Finding the spectral decomposition of $\Delta= \frac{d^2}{dx^2}$

Question

What is the spectral decomposition of the operator $\Delta= \frac{d^2}{dx^2}$ in $(L^{2}(\mathbb R), dx)$?

Thanks you in advance

Answer 1

The operator $\Delta = -\frac{d^2}{dx^2}$ has a natural domain $\mathcal{D}(L)\subset L^2(\mathbb{R})$ consisting of all twice absolutely continuous functions $f \in L^2$ for which $f'' \in L^2$. On this domain, $\Delta$ is selfadjoint in the strictest sense.
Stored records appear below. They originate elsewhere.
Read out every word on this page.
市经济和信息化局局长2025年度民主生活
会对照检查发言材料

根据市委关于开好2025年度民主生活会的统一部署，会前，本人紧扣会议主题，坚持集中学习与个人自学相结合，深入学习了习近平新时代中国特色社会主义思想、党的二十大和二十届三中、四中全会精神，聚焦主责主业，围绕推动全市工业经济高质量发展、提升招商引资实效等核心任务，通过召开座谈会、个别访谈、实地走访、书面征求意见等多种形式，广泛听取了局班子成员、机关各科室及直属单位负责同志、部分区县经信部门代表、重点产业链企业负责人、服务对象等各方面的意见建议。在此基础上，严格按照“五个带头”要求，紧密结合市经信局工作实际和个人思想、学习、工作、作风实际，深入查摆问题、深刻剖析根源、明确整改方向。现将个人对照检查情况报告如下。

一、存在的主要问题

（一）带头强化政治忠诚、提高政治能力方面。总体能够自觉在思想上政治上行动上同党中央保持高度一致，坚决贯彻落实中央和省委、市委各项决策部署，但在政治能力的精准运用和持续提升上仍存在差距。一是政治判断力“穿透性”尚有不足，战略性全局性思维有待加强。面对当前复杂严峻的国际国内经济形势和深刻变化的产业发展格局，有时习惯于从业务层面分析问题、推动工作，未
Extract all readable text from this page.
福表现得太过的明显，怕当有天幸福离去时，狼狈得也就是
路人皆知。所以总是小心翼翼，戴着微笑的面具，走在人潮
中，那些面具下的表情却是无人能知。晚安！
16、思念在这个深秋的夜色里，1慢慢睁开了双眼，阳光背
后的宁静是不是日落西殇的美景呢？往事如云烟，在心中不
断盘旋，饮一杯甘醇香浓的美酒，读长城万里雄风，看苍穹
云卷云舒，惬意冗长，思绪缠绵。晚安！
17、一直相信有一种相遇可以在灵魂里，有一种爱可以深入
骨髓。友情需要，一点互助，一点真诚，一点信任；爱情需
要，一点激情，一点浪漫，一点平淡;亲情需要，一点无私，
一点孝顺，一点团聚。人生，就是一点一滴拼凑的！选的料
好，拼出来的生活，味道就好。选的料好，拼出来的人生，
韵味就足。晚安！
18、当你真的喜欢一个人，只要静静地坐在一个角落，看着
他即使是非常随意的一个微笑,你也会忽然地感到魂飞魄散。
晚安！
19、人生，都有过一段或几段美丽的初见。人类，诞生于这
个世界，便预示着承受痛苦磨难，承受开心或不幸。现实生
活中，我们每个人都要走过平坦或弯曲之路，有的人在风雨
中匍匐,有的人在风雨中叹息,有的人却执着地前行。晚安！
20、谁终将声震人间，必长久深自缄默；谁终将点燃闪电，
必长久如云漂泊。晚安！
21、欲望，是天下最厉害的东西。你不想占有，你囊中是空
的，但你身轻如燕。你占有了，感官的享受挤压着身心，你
The spectral resolution of the identity for this selfadjoint operator is $$ E(S)f= \mathcal{F}^{-1}(\chi_{\{s : s^2 \in S\}}\mathcal{F}(f)), $$ where $\mathcal{F}$ is the Fourier transform and $\mathcal{F}^{-1}$ is the inverse Fourier transform on $L^2$. For example, the spectrum of $\Delta$ is $[0,\infty)$ and \begin{align} E[0,t]f & = \mathcal{F}^{-1}(\chi_{[-\sqrt{t},\sqrt{t}]}\mathcal{F}(f)) \\ &=\frac{1}{\sqrt{2\pi}}\int_{-\sqrt{t}}^{\sqrt{t}}e^{isx}\hat{f}(s)ds \\ &=\frac{1}{2\pi}\int_{-\infty}^{\infty}f(y)\int_{-\sqrt{t}}^{\sqrt{t}}e^{is(x-y)}dsdy \\ &=\frac{1}{\pi}\int_{-\infty}^{\infty}f(y)\frac{\sin(\sqrt{t}(y-x))}{y-x}dy \end{align} This is classically defined for $0 < t < \infty$ and $f \in L^2$.